The last command execution step copies our program to a folder which is not in the Defender exclusions and run ThreatCheck. Note that if the file is detected by Defender, it will likely gets deleted from the destination folder prior us being able to run ThreatCheck against it. We will catch this fail build case later with the Failure Condition settings. The script content of this last step is:

copy SherpIMW.exe c:\users\admin\Desktop\
C:\Users\Public\tools\ThreatCheck\ThreatCheck\ThreatCheck\bin\x64\Release\ThreatCheck.exe -f c:\users\admin\Desktop\SherpIMW.exe
C:\Users\Public\tools\ThreatCheck\ThreatCheck\ThreatCheck\bin\x64\Release\ThreatCheck.exe -f c:\users\admin\Desktop\SherpIMW.exe -e AMSI
del c:\users\admin\Desktop\SherpIMW.exe
          

Failure Conditions

Failure Conditions allow to mark the build as a failure and do not publish the artifact when the defined condition(s) occur. In our case we are mainly interested to ensure that the final build bypasses the Yara rule and the Defender scan.
We determined that if the Yara rule detects the file as SharpWMI, it will return the string Windows_Hacktool_SharpWMI.
We can create a condition that checks if the Windows_Hacktool_SharpWMI is present in the build log. If yes, the remaining steps will be cancelled, and the build will be marked as fail.
The following are the five strings that, if found in the build log, will mark the build as unsuccessful (the last four relate to ThreatCheck):

• Windows_Hacktool_SharpWMI
• [x] File not found
• [*] Threat found
• [x] File is malicious, but couldn't identify bad bytes
• Identified end of bad bytes

Result

After a build has successfully run, the artifact can be downloaded from TeamCity and run.
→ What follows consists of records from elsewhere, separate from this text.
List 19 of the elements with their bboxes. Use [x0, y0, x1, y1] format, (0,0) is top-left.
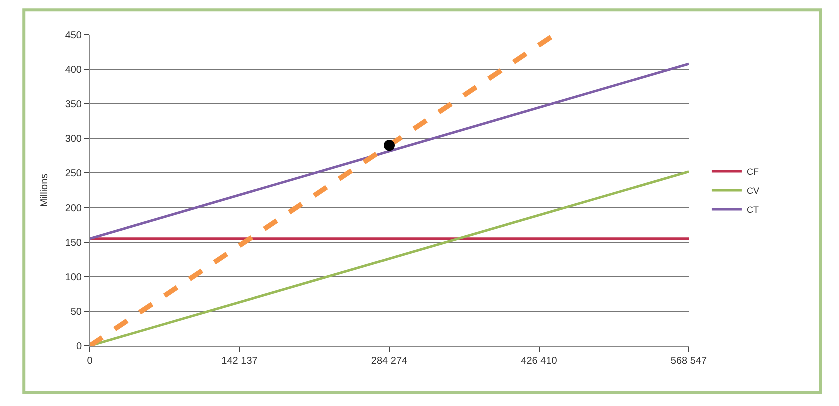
x-tick-label: 284 274 — [371, 356, 408, 367]
legend-label: CT — [746, 205, 760, 216]
x-tick-label: 568 547 — [670, 356, 708, 367]
y-tick-label: 250 — [65, 168, 82, 180]
y-tick-label: 300 — [65, 134, 82, 146]
x-tick-label: 142 137 — [222, 356, 258, 367]
y-tick-label: 100 — [65, 272, 82, 284]
y-tick-label: 200 — [65, 203, 82, 214]
y-axis-title: Millions — [39, 174, 50, 208]
y-tick-label: 350 — [65, 100, 82, 111]
legend-label: CF — [746, 167, 760, 178]
x-tick-label: 426 410 — [521, 356, 558, 367]
x-tick-label: 0 — [87, 356, 94, 367]
y-tick-label: 400 — [65, 65, 82, 76]
y-tick-label: 450 — [65, 30, 82, 42]
y-tick-label: 50 — [70, 306, 82, 318]
y-tick-label: 150 — [65, 238, 82, 249]
legend-label: CV — [746, 186, 760, 196]
y-tick-label: 0 — [76, 342, 82, 352]
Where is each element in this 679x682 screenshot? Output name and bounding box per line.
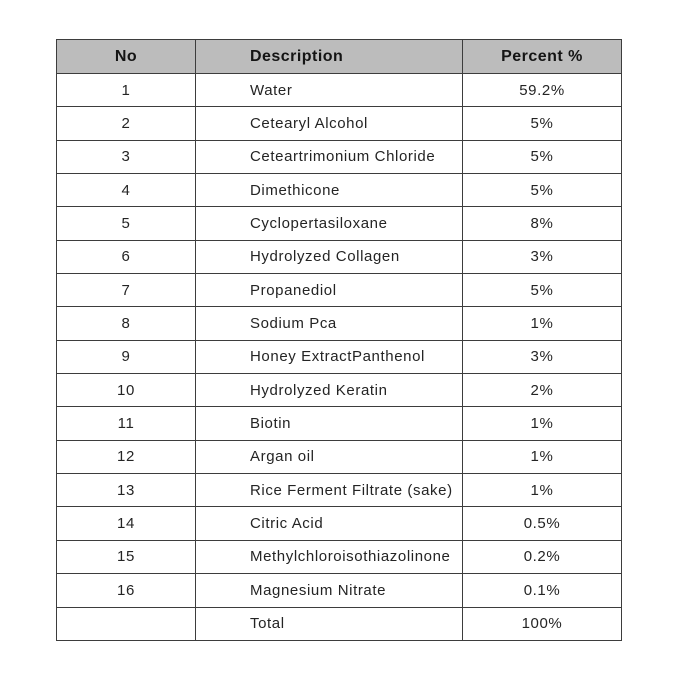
cell-no: 3 [56,139,196,175]
cell-no: 16 [56,573,196,608]
cell-no: 8 [56,306,196,341]
cell-percent: 1% [462,306,622,341]
table-row: Total 100% [56,606,622,641]
cell-percent: 3% [462,339,622,375]
cell-percent: 5% [462,273,622,308]
table-row: 14 Citric Acid 0.5% [56,506,622,541]
header-cell-description: Description [195,39,463,74]
cell-percent: 1% [462,439,622,475]
cell-percent: 59.2% [462,72,622,108]
cell-description: Honey ExtractPanthenol [195,339,463,375]
cell-description: Sodium Pca [195,306,463,341]
table-row: 3 Ceteartrimonium Chloride 5% [56,139,622,175]
cell-no: 6 [56,239,196,275]
cell-description: Magnesium Nitrate [195,573,463,608]
cell-percent: 100% [462,606,622,641]
cell-percent: 0.5% [462,506,622,541]
cell-percent: 1% [462,406,622,441]
cell-description: Methylchloroisothiazolinone [195,539,463,575]
table-row: 16 Magnesium Nitrate 0.1% [56,573,622,608]
header-cell-no: No [56,39,196,74]
cell-description: Biotin [195,406,463,441]
table-row: 9 Honey ExtractPanthenol 3% [56,339,622,375]
cell-no: 4 [56,173,196,208]
cell-no: 10 [56,373,196,408]
cell-description: Hydrolyzed Collagen [195,239,463,275]
cell-no: 2 [56,106,196,141]
cell-no [56,606,196,641]
cell-description: Water [195,72,463,108]
cell-description: Dimethicone [195,173,463,208]
cell-no: 7 [56,273,196,308]
cell-percent: 5% [462,139,622,175]
table-row: 12 Argan oil 1% [56,439,622,475]
cell-percent: 0.1% [462,573,622,608]
ingredients-table: No Description Percent % 1 Water 59.2% 2 Cet… [56,39,622,641]
header-cell-percent: Percent % [462,39,622,74]
table-row: 5 Cyclopertasiloxane 8% [56,206,622,241]
cell-percent: 2% [462,373,622,408]
table-row: 6 Hydrolyzed Collagen 3% [56,239,622,275]
cell-percent: 5% [462,173,622,208]
table-row: 7 Propanediol 5% [56,273,622,308]
table-row: 1 Water 59.2% [56,72,622,108]
cell-no: 13 [56,473,196,508]
header-row: No Description Percent % [56,39,622,74]
cell-description: Hydrolyzed Keratin [195,373,463,408]
cell-description: Citric Acid [195,506,463,541]
cell-description: Rice Ferment Filtrate (sake) [195,473,463,508]
table-row: 4 Dimethicone 5% [56,173,622,208]
cell-no: 5 [56,206,196,241]
cell-percent: 5% [462,106,622,141]
cell-percent: 3% [462,239,622,275]
table-body: 1 Water 59.2% 2 Cetearyl Alcohol 5% 3 Ceteartri… [56,72,622,641]
cell-no: 9 [56,339,196,375]
cell-no: 1 [56,72,196,108]
table-row: 2 Cetearyl Alcohol 5% [56,106,622,141]
cell-no: 14 [56,506,196,541]
cell-no: 15 [56,539,196,575]
cell-percent: 8% [462,206,622,241]
cell-no: 11 [56,406,196,441]
cell-description: Argan oil [195,439,463,475]
cell-description: Propanediol [195,273,463,308]
table-row: 8 Sodium Pca 1% [56,306,622,341]
cell-description: Cetearyl Alcohol [195,106,463,141]
table-row: 15 Methylchloroisothiazolinone 0.2% [56,539,622,575]
table-row: 11 Biotin 1% [56,406,622,441]
cell-description: Ceteartrimonium Chloride [195,139,463,175]
cell-percent: 0.2% [462,539,622,575]
cell-description: Total [195,606,463,641]
table-row: 13 Rice Ferment Filtrate (sake) 1% [56,473,622,508]
cell-description: Cyclopertasiloxane [195,206,463,241]
cell-no: 12 [56,439,196,475]
table-row: 10 Hydrolyzed Keratin 2% [56,373,622,408]
cell-percent: 1% [462,473,622,508]
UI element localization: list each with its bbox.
The screenshot below displays the artifact successfully bypassing Windows Antivirus:

In addition, I attempted to run the artifact on a host with Microsoft Defender for Endpoint, and this attempt was also successful, as shown in the screenshot below:

A top tier EDR product, which we will not disclose, was also tested and the program was not detected or blocked when executed.